Kermit signed so many autographs, his right flipper was sore.
The only people who the Muppets met in the months of filming that left them star-struck were Edward James Olmos and Mary McDonnell, and it turned out that the admiration was mutual. Mary had been a huge fan since the Muppet Show, and Eddie insisted he'd loved Rowlf since his first Purina commercial. Mary happily signed Gonzo's copy of Independence Day, and Eddie autographed Pepe's copy of Selena, and none of them could have been happier with the whole arrangement. The photograph of Mary and Eddie surrounded by all of the Muppets showed up in Entertainment Weekly four days later, and everyone was thrilled, from the PR representatives to the executive producers to the Canadian Tourist Bureau. Even Ron was happy, and Ron, Mary informed them with a grin, was never happy. Which she seemed a lot prouder about than Kermit thought the nice woman who had very sweetly asked all of the Muppets to sign an autograph for her friend Katie's friend T.R. probably should have been.

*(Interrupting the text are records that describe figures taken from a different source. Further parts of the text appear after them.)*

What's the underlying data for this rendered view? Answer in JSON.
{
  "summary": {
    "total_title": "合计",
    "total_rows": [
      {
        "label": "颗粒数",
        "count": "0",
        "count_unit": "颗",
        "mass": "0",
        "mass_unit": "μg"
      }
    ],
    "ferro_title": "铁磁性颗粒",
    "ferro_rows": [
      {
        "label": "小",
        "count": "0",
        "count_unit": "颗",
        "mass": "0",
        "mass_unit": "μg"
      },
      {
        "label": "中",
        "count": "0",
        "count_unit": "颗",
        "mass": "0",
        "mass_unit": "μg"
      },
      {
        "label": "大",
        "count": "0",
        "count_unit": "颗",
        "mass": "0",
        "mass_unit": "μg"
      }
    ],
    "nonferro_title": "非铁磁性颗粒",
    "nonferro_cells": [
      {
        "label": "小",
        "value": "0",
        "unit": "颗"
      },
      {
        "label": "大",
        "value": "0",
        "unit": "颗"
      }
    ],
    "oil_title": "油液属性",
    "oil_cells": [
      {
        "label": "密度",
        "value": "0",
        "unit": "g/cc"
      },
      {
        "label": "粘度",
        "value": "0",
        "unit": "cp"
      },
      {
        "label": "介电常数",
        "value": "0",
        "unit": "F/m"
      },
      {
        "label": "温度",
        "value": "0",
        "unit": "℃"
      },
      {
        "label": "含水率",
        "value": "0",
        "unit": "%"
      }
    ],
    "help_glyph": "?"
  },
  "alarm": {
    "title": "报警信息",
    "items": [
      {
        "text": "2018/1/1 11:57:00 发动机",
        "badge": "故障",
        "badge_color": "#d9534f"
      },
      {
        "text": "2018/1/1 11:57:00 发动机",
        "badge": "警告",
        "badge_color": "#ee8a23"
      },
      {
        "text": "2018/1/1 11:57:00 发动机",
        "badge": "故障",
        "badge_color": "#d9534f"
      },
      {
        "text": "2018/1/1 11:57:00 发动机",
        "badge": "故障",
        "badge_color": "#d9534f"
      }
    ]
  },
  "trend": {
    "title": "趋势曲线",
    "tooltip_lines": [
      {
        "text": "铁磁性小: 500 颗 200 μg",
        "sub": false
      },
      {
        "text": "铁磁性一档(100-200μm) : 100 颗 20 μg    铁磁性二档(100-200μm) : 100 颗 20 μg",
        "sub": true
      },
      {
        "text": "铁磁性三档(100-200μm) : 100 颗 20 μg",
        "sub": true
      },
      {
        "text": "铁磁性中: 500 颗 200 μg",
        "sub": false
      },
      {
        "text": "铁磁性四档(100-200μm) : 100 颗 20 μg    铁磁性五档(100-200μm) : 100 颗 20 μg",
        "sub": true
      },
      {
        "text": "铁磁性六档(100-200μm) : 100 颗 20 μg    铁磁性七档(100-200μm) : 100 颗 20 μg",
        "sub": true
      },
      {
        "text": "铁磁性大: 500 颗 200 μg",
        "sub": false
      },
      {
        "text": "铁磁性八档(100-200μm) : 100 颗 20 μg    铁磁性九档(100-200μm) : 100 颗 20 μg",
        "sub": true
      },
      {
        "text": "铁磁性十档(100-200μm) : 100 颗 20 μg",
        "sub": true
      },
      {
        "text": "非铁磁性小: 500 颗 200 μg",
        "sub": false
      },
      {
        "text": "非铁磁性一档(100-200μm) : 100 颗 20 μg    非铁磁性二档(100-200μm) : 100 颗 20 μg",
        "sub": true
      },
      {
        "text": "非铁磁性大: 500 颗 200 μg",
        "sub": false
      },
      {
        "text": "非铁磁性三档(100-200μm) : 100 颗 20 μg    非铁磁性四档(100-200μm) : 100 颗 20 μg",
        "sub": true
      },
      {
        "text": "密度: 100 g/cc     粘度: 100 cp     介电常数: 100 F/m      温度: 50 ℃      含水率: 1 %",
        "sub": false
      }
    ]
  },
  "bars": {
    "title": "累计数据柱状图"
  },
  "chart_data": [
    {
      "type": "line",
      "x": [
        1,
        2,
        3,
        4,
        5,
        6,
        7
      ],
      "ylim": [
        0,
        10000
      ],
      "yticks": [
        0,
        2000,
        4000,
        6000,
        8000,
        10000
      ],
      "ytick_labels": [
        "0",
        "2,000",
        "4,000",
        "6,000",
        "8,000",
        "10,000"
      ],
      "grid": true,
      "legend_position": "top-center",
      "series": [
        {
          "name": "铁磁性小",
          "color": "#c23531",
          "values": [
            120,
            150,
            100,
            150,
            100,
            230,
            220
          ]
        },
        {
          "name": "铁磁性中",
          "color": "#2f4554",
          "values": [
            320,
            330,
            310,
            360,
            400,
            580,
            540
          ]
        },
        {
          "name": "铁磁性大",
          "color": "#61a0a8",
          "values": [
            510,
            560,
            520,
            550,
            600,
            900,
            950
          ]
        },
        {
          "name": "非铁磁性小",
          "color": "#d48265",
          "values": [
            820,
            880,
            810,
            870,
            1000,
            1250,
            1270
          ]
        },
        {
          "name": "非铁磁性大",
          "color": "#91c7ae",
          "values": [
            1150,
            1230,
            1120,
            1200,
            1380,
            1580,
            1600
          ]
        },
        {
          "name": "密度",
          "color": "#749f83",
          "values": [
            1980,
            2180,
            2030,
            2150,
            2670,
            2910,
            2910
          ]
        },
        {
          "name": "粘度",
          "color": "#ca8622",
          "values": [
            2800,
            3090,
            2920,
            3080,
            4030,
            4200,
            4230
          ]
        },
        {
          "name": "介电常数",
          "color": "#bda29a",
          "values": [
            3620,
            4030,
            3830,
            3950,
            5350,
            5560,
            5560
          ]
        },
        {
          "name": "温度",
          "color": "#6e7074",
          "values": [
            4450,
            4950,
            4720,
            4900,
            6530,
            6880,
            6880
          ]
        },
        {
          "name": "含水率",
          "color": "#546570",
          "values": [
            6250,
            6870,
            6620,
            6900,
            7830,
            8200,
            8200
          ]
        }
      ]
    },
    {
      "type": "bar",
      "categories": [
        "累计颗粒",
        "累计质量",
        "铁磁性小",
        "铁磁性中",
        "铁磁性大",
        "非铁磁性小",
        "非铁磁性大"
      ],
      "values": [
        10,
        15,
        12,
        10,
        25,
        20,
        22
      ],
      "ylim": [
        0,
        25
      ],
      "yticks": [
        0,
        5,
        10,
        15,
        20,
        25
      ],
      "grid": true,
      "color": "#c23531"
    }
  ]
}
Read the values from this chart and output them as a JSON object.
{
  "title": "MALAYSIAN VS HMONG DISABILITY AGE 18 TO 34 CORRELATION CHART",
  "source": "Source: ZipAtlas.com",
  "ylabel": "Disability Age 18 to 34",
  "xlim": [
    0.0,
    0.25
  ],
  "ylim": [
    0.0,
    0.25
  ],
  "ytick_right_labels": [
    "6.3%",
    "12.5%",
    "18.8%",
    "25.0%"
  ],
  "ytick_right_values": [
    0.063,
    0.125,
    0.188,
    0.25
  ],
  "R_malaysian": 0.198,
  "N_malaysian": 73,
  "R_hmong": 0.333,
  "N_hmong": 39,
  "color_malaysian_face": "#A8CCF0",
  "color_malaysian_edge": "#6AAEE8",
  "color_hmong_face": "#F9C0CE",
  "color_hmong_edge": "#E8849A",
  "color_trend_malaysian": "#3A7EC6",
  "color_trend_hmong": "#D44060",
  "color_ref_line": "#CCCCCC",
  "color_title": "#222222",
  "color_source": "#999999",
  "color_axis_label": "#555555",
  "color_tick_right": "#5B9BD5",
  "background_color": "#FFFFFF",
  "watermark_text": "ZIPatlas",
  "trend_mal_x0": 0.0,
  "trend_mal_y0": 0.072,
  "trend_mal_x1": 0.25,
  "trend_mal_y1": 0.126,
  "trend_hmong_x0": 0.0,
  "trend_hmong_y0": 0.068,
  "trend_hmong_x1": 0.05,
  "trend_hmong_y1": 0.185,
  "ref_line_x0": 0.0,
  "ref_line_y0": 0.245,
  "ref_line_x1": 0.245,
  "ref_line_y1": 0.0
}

They had a cameo too, Eddie and Mary in a short scene with Katee and Jamie alongside Kermit and Piggy. Three parallel couples, Mary had said, where the woman is completely in charge, and she and Katee and Piggy had laughed a lot harder than Jamie or Eddie or Kermit. When they were done shooting, Katee looked at Kermit confusedly for a minute, like she had something she wanted to ask, but then just shook her head and walked away. Jamie was British and no one understood him anyway, except for the Swedish Chef, with whom he appeared to form a deep and meaningful connection.
They finished shooting on a Monday, and spent the rest of the week in Vancouver, just relaxing. Piggy's friend Tricia from her modeling days helped get her the role as Cylon Number Eleven on Battlestar Galactica, which Piggy insisted was more impressive than it sounded. Pepe represented an entire planet of what David described as "really really awesome kind of shrimp-like creatures" in a very special episode which, Kermit was pretty sure they hadn't told Pepe, ended with the cast dining on seafood. But most of them just lounged around. Fozzie said he hadn't been happier since the last time he hibernated.
When they left, everyone was there to say goodbye: Ben and Claudia, Mary and Eddie, Katee and Jamie, David and Paulie, and Torri, Rachel, and Jason too. Everyone waved goodbye and promised to write (which none of them, except Jason and Janis, actually followed through on, and those letters would haunt them through years of Entertainment Tonight stories that were vicious, vicious lies), and soon the Muppets were on their way back to the states.
Kermit was pretty sure that, if the movie did well, they'd never return to Vancouver again. He loved Hollywood too much.
But it sure was a nice place to have as a spare.